Probing the Structure and Mechanics of Intertwined Homo-and Hetero-Supramolecular Gel Noodles

Abstract

Shaping supramolecular hydrogels formed using low molecular weight gelators (LMWGs) into architecturally complex and multifunctional materials is a significant challenge. Here, we introduce a strategy to mechanically twist multiple 1D supramolecular gel filaments (gel noodles) into robust, multifunctional, and stimuli-responsive structures. Twisting introduced mechanical interlocking, which in two identical filaments yielded marginal improvement in tensile performance, while compositionally distinct gel noodles exhibited up to ~25% increase in strength due to effective load redistribution and frictional contact.

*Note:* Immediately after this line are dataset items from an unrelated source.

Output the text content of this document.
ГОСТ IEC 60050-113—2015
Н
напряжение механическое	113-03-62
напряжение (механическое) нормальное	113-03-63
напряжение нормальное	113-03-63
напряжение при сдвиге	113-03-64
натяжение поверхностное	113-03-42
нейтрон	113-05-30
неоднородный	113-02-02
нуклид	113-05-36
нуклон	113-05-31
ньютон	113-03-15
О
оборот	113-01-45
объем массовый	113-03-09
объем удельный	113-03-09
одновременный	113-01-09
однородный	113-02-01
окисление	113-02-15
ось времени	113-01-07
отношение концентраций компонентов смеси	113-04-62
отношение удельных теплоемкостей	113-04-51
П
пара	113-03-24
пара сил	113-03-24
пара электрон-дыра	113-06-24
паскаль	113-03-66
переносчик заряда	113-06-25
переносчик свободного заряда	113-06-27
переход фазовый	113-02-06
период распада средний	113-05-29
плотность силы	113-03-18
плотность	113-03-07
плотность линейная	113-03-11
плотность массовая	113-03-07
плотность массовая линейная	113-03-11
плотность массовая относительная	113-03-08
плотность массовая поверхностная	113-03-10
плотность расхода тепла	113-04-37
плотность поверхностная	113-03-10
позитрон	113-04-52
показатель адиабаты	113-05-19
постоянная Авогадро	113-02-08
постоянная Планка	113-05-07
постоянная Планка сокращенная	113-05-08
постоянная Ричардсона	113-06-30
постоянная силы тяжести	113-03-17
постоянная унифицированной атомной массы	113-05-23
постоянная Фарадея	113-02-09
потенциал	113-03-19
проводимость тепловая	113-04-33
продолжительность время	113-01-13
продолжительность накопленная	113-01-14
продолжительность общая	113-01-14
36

However, twisting three or more filaments reduced mechanical strength, likely due to high internal strain and the formation of misaligned bundles-an effect consistent with stochastic failure propagation in twisted fibre assemblies. These results highlight the dual nature of intertwining multiple noodles: it can reinforce or compromise mechanical robustness depending on geometry and filament interactions. Despite this, twisting chemically distinct noodles enabled the formation of robust structures with spatially separated functionalities, such as photoresponsiveness, while maintaining structural integrity. This modular strategy offers a tunable platform for engineering hierarchical materials suited for soft robotics, adaptive scaffolds, and responsive delivery systems.